Na nossa conversa, Eulália revela que aceitou gravar este documentário, porque quis «mostrar aos outros pais que temos de aceitar os filhos tal como eles são, deixá-los ser o que quiserem e recebê-los nos braços quando precisam». Atualmente, luta pelos direitos da comunidade LGBTQI+ e participa em diversas manifestações e palestras enquanto ativista. «O meu filho ensinou-me que as pessoas da comunidade LGBTQI+ precisam mesmo de muito amor e de serem compreendidos. A sociedade já é demasiado madrasta para com eles.»

Sydney abandonou a pornografia em 2018. Assume que este mundo mudou a sua visão da realidade, mas que também o afastou dela durante muito tempo. «Eu usava a minha imagem do porno para escapar aos problemas do dia a dia. O teu ego é tão alimentado pelo mundo da pornografia, sentes-te tão bem e tão desejado, que acabas por usá-la como refúgio. Quando perdes isso, não sabes bem para onde te virar.»

Conta-nos que a pornografia também mudou a sua capacidade de fazer sexo, resultado das más experiências que teve. «Já não faço sexo de uma forma tão espontânea. Já não confio em qualquer pessoa, porque não sei se ela está ali, porque me conhece enquanto ator pornográfico ou porque sente desejo em estar comigo. Também tive vários problemas de autoestima. A pornografia parecia ser mais importante do que a minha vida.»

Primeira edição de Fostter OnTour em 2014, Amsterdão © Fotografia da cortesia de Sydney Fernandes

 

 

É da opinião de que o mundo da pornografia está cada vez mais acessível, mas que nem todos têm a «mentalidade» para entrar nele. «Quando falava com outros atores, percebia que eles queriam fazer pornografia, porque queriam ganhar dinheiro e fazer sexo. O porno não é só para fazer dinheiro e, definitivamente, não é para fazer sexo», clarifica. «Fazer porno é criar uma mentalidade, uma fantasia que alguém vai achar interessante, porque vai acreditar que estás a fazer sexo. É uma representação. A partir do momento em que começas a sentir, relaxas o corpo e já não queres saber das luzes ou das câmaras. Ninguém quer ver isto assim.»

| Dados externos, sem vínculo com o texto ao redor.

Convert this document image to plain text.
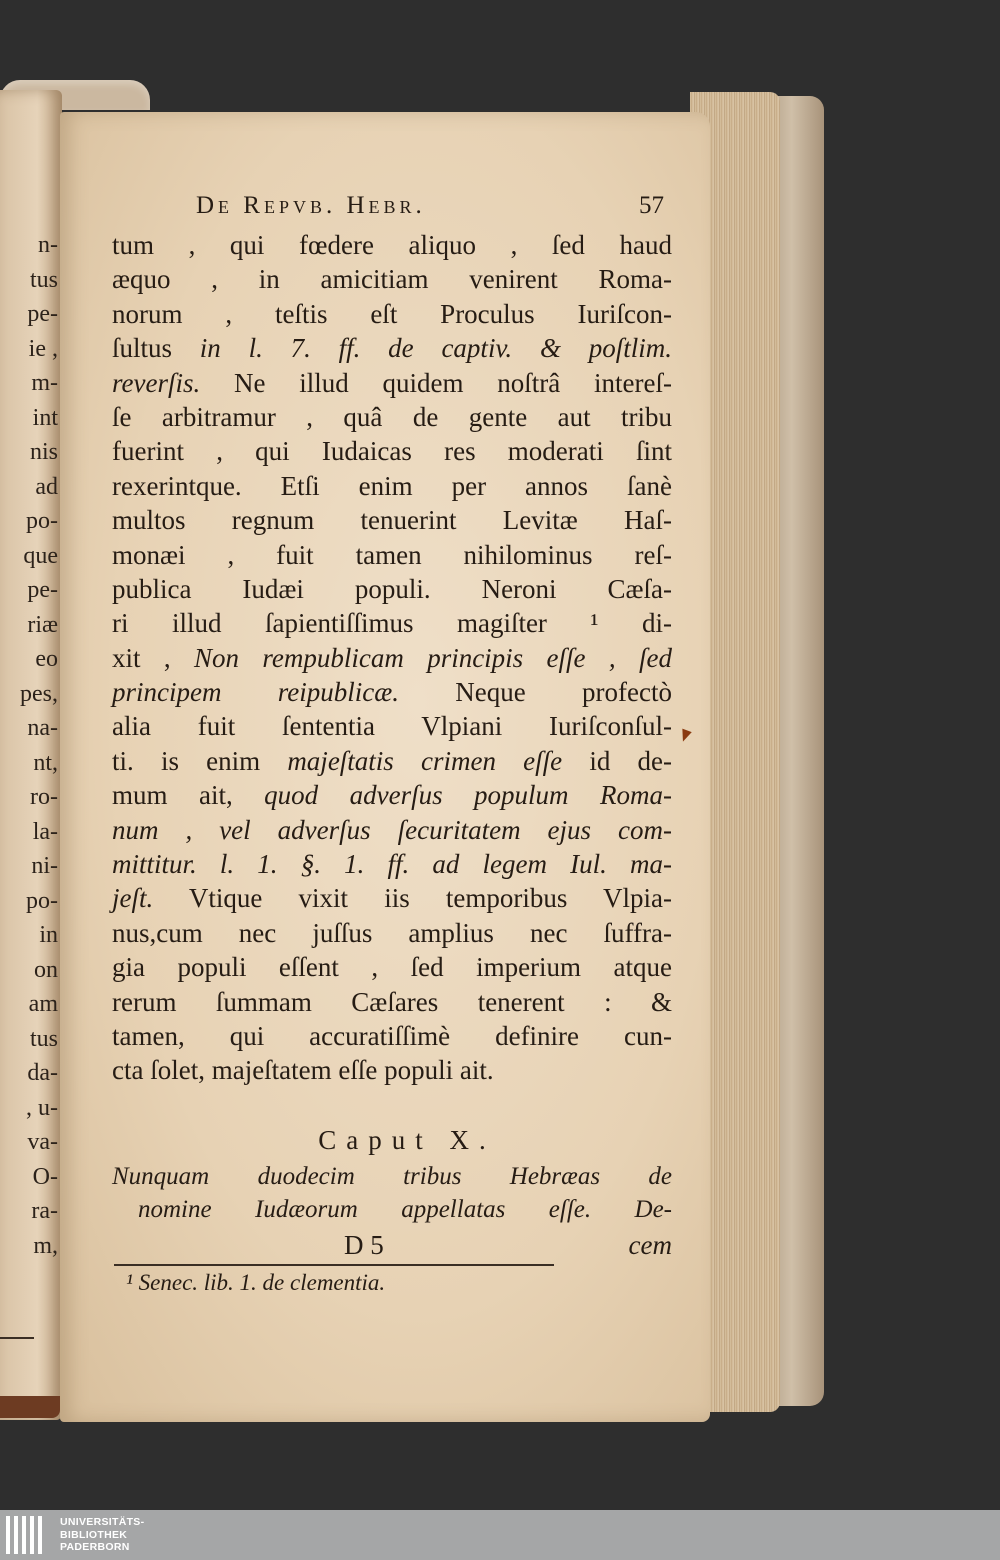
n-
tus
pe-
ie ,
m-
int
nis
ad
po-
que
pe-
riæ
eo
pes,
na-
nt,
ro-
la-
ni-
po-
in
on
am
tus
da-
, u-
va-
O-
ra-
m,
De Repvb. Hebr.	57
tum , qui fœdere aliquo , ſed haud
æquo , in amicitiam venirent Roma-
norum , teſtis eſt Proculus Iuriſcon-
ſultus in l. 7. ff. de captiv. & poſtlim.
reverſis. Ne illud quidem noſtrâ intereſ-
ſe arbitramur , quâ de gente aut tribu
fuerint , qui Iudaicas res moderati ſint
rexerintque. Etſi enim per annos ſanè
multos regnum tenuerint Levitæ Haſ-
monæi , fuit tamen nihilominus reſ-
publica Iudæi populi. Neroni Cæſa-
ri illud ſapientiſſimus magiſter ¹ di-
xit , Non rempublicam principis eſſe , ſed
principem reipublicæ. Neque profectò
alia fuit ſententia Vlpiani Iuriſconſul-
ti. is enim majeſtatis crimen eſſe id de-
mum ait, quod adverſus populum Roma-
num , vel adverſus ſecuritatem ejus com-
mittitur. l. 1. §. 1. ff. ad legem Iul. ma-
jeſt. Vtique vixit iis temporibus Vlpia-
nus,cum nec juſſus amplius nec ſuffra-
gia populi eſſent , ſed imperium atque
rerum ſummam Cæſares tenerent : &
tamen, qui accuratiſſimè definire cun-
cta ſolet, majeſtatem eſſe populi ait.
Caput X.
Nunquam duodecim tribus Hebræas de
nomine Iudæorum appellatas eſſe. De-
D 5	cem
¹ Senec. lib. 1. de clementia.
UNIVERSITÄTS-
BIBLIOTHEK
PADERBORN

Acrescenta ainda que seguir uma carreira na pornografia implica ter noção do que não se deve ser enquanto ator porno. «Se me disseres que queres ser ator porno, porque gostas de sexo, então não, não vais ser ator porno. Vais sentir-te frustrado, vais sentir-te usado, vais sentir-te horrível, porque no final de contas tens de seguir as ordens de um realizador. Se achas que tens uma pila muito boa, também não vale a pena seres ator porno, porque ninguém quer saber disso. Cria um Onlyfans. Se achas que vais para conhecer rapazes, esquece. Cria um Tinder

O cineasta Jorge Pelicano caracteriza Sydney Fernandes como uma pessoa «muito imprevisível, muito libertina, um vivão, um excêntrico e, ao mesmo tempo, um grande ser humano com uma grande experiência de vida. O Sydney é o resultado do mundo onde viveu. Uma pessoa livre. E essa liberdade de escolha foi das coisas que mais me marcou.»

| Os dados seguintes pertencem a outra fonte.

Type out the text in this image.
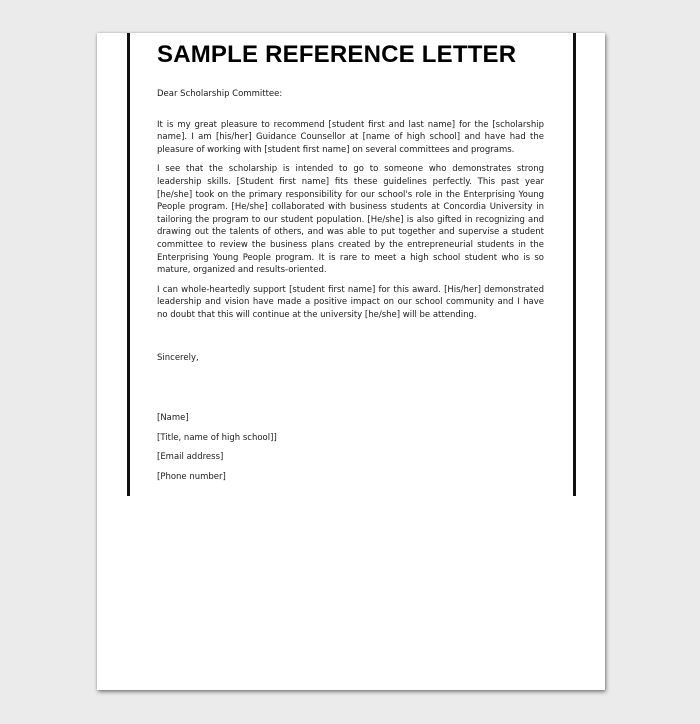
SAMPLE REFERENCE LETTER

Dear Scholarship Committee:

It is my great pleasure to recommend [student first and last name] for the [scholarship name]. I am [his/her] Guidance Counsellor at [name of high school] and have had the pleasure of working with [student first name] on several committees and programs.

I see that the scholarship is intended to go to someone who demonstrates strong leadership skills. [Student first name] fits these guidelines perfectly. This past year [he/she] took on the primary responsibility for our school's role in the Enterprising Young People program. [He/she] collaborated with business students at Concordia University in tailoring the program to our student population. [He/she] is also gifted in recognizing and drawing out the talents of others, and was able to put together and supervise a student committee to review the business plans created by the entrepreneurial students in the Enterprising Young People program. It is rare to meet a high school student who is so mature, organized and results-oriented.

I can whole-heartedly support [student first name] for this award. [His/her] demonstrated leadership and vision have made a positive impact on our school community and I have no doubt that this will continue at the university [he/she] will be attending.

Sincerely,

[Name]

[Title, name of high school]]

[Email address]

[Phone number]
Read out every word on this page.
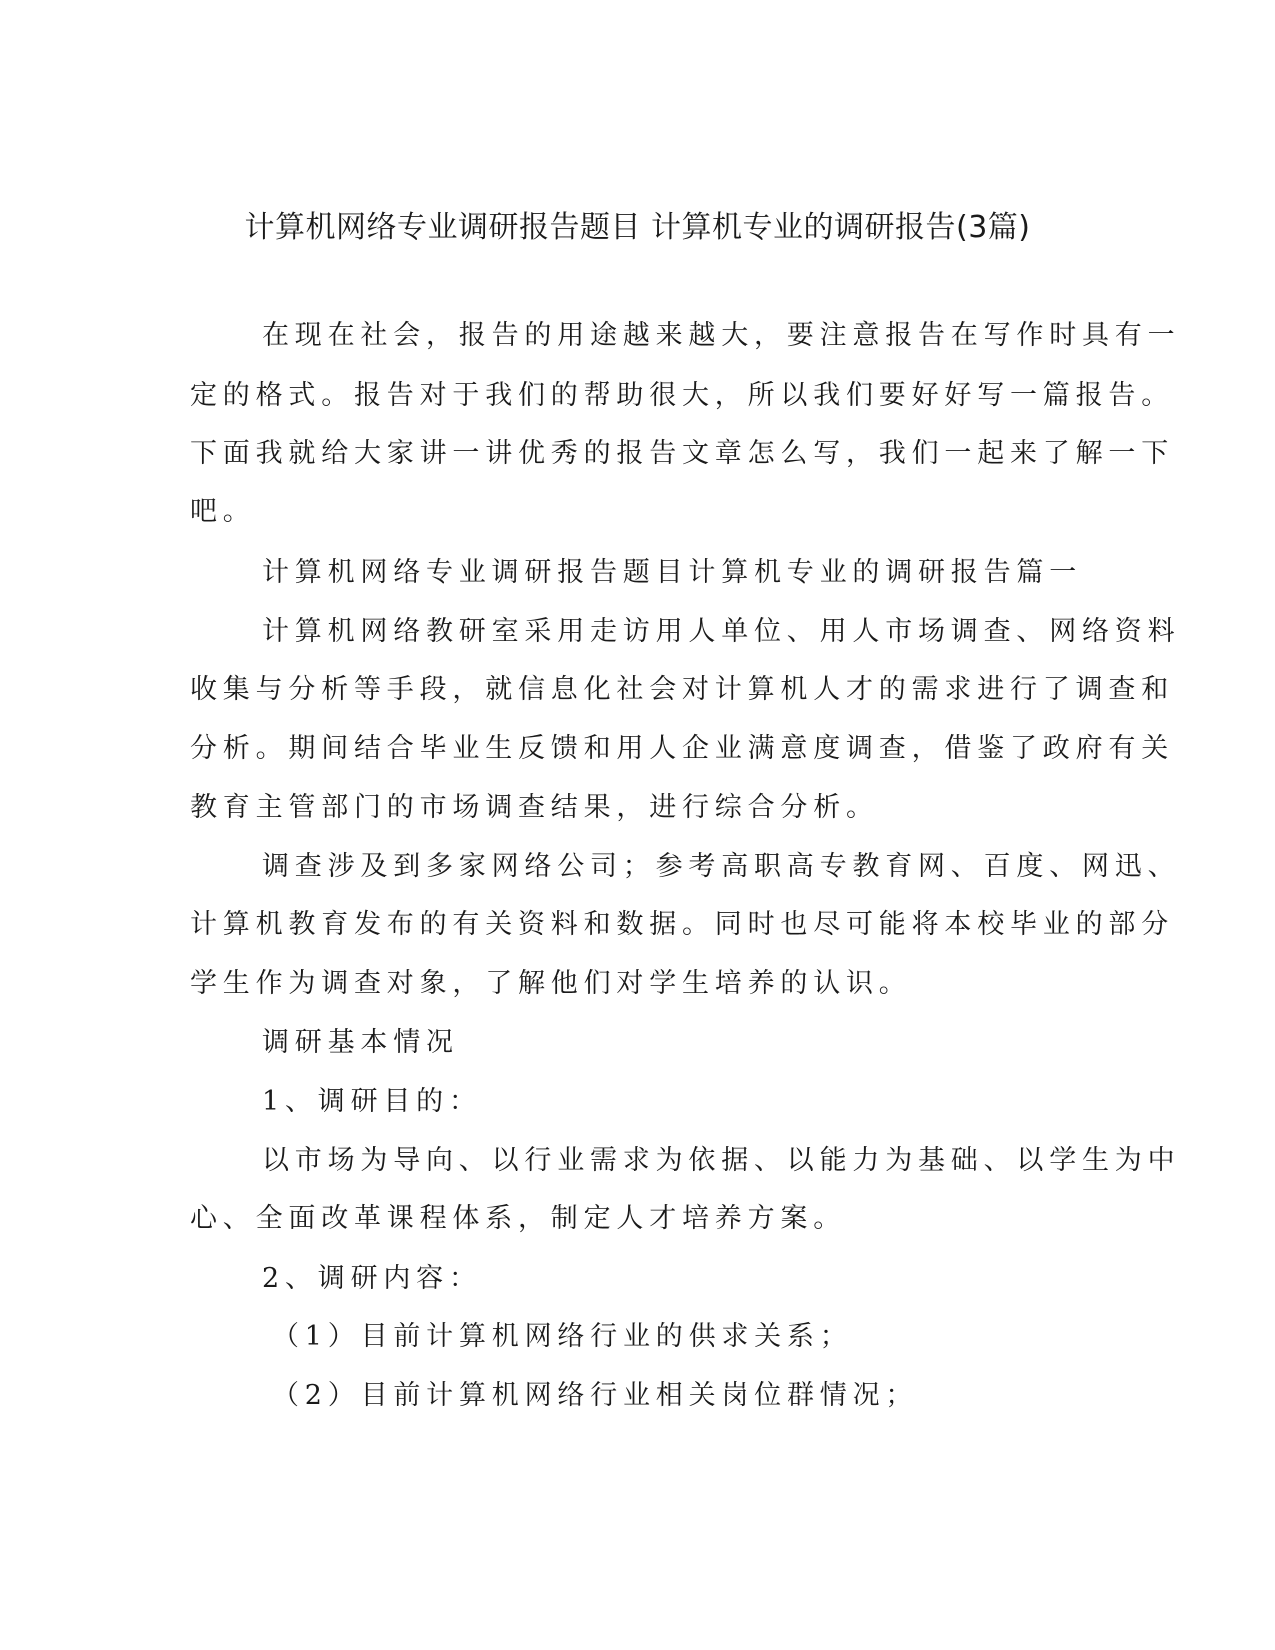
计算机网络专业调研报告题目 计算机专业的调研报告(3篇)
在现在社会，报告的用途越来越大，要注意报告在写作时具有一
定的格式。报告对于我们的帮助很大，所以我们要好好写一篇报告。
下面我就给大家讲一讲优秀的报告文章怎么写，我们一起来了解一下
吧。
计算机网络专业调研报告题目计算机专业的调研报告篇一
计算机网络教研室采用走访用人单位、用人市场调查、网络资料
收集与分析等手段，就信息化社会对计算机人才的需求进行了调查和
分析。期间结合毕业生反馈和用人企业满意度调查，借鉴了政府有关
教育主管部门的市场调查结果，进行综合分析。
调查涉及到多家网络公司；参考高职高专教育网、百度、网迅、
计算机教育发布的有关资料和数据。同时也尽可能将本校毕业的部分
学生作为调查对象，了解他们对学生培养的认识。
调研基本情况
1、调研目的：
以市场为导向、以行业需求为依据、以能力为基础、以学生为中
心、全面改革课程体系，制定人才培养方案。
2、调研内容：
（1）目前计算机网络行业的供求关系；
（2）目前计算机网络行业相关岗位群情况；
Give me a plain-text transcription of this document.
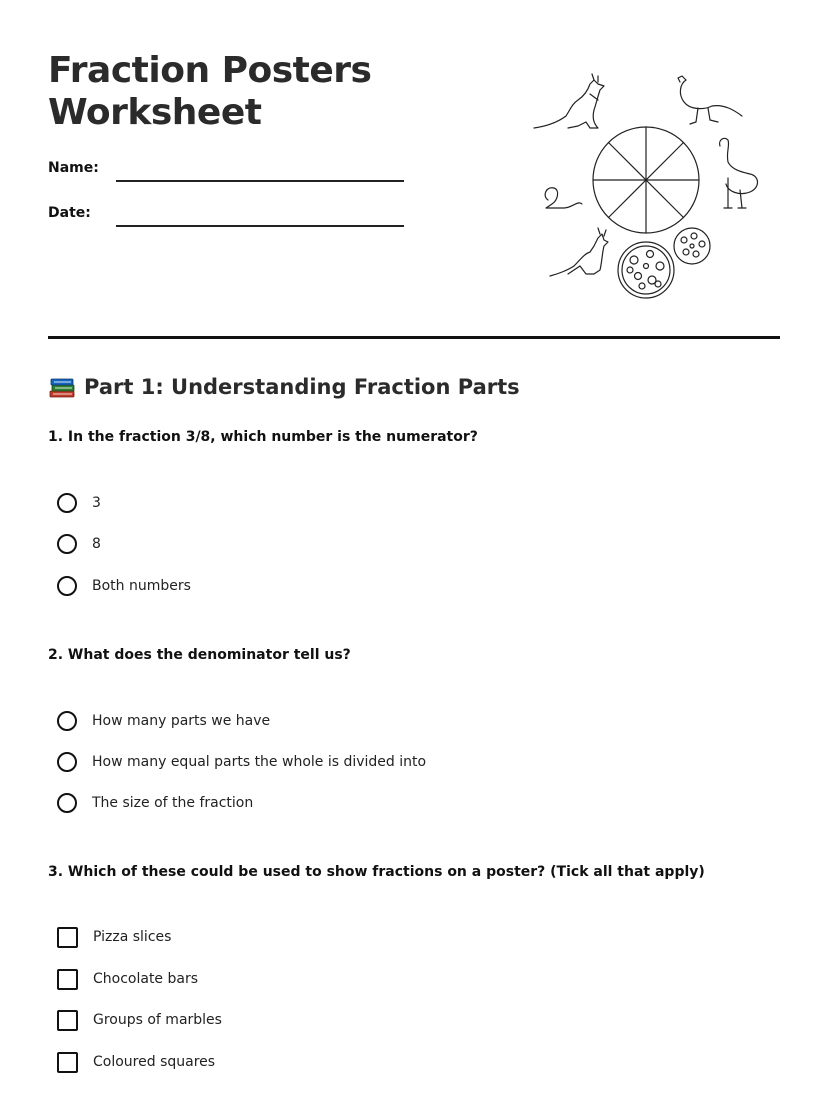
Fraction Posters
Worksheet
Name:
Date:
Part 1: Understanding Fraction Parts

1. In the fraction 3/8, which number is the numerator?

3
8
Both numbers

2. What does the denominator tell us?

How many parts we have
How many equal parts the whole is divided into
The size of the fraction

3. Which of these could be used to show fractions on a poster? (Tick all that apply)

Pizza slices
Chocolate bars
Groups of marbles
Coloured squares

Eulália garante-nos que sempre soube que o filho iria deixar a pornografia eventualmente, e que esse pensamento a fez aceitar melhor a sua profissão. Sydney nunca pensou que fosse possível a mãe tornar-se ativista e admite estar «muito orgulhoso» dessa conquista. Afirma que, atualmente, Eulália é a sua maior inspiração. «Um dia, vou ser como ela. A minha mãe faz-me querer ser melhor, faz-me ser um ativista aqui, em Espanha, leva-me a ajudar quem precisa.»

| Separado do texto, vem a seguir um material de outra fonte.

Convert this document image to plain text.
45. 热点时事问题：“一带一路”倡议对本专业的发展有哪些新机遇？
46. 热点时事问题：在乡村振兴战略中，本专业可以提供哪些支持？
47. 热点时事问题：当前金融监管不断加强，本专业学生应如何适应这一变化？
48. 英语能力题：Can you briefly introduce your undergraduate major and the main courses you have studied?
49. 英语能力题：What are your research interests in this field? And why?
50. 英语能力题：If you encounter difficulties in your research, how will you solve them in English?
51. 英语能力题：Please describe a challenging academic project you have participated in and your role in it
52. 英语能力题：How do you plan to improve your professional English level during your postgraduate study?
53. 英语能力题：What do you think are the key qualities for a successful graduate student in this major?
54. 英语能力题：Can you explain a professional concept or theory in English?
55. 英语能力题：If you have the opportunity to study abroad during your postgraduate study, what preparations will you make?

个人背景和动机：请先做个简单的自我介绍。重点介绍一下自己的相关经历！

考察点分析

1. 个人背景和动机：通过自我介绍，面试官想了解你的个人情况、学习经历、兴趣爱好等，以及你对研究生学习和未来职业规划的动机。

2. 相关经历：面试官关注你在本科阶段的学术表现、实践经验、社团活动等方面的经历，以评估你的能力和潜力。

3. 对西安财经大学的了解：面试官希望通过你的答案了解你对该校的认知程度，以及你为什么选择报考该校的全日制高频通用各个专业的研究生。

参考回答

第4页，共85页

Sydney Fernandes é, hoje, diretor de Design, colaborando em vários projetos, tais como a ecocidade futurista The Line, desenvolvida na Arábia Saudita. Vive com o atual parceiro a 14 quilómetros do centro de Sevilha, onde procura levar uma vida modesta e tenta apreciar a simplicidade das coisas. «Agora até tenho prazer em ir a um mero supermercado, vê lá tu! Estou a descobrir este mundo de pessoas normais que não vão a festas todos os dias. Fiz tudo o queria fazer. Continuo igual, continuo ambicioso, só não sou o Fostter. O Sydney de hoje é relaxado, focado no trabalho e na vida.»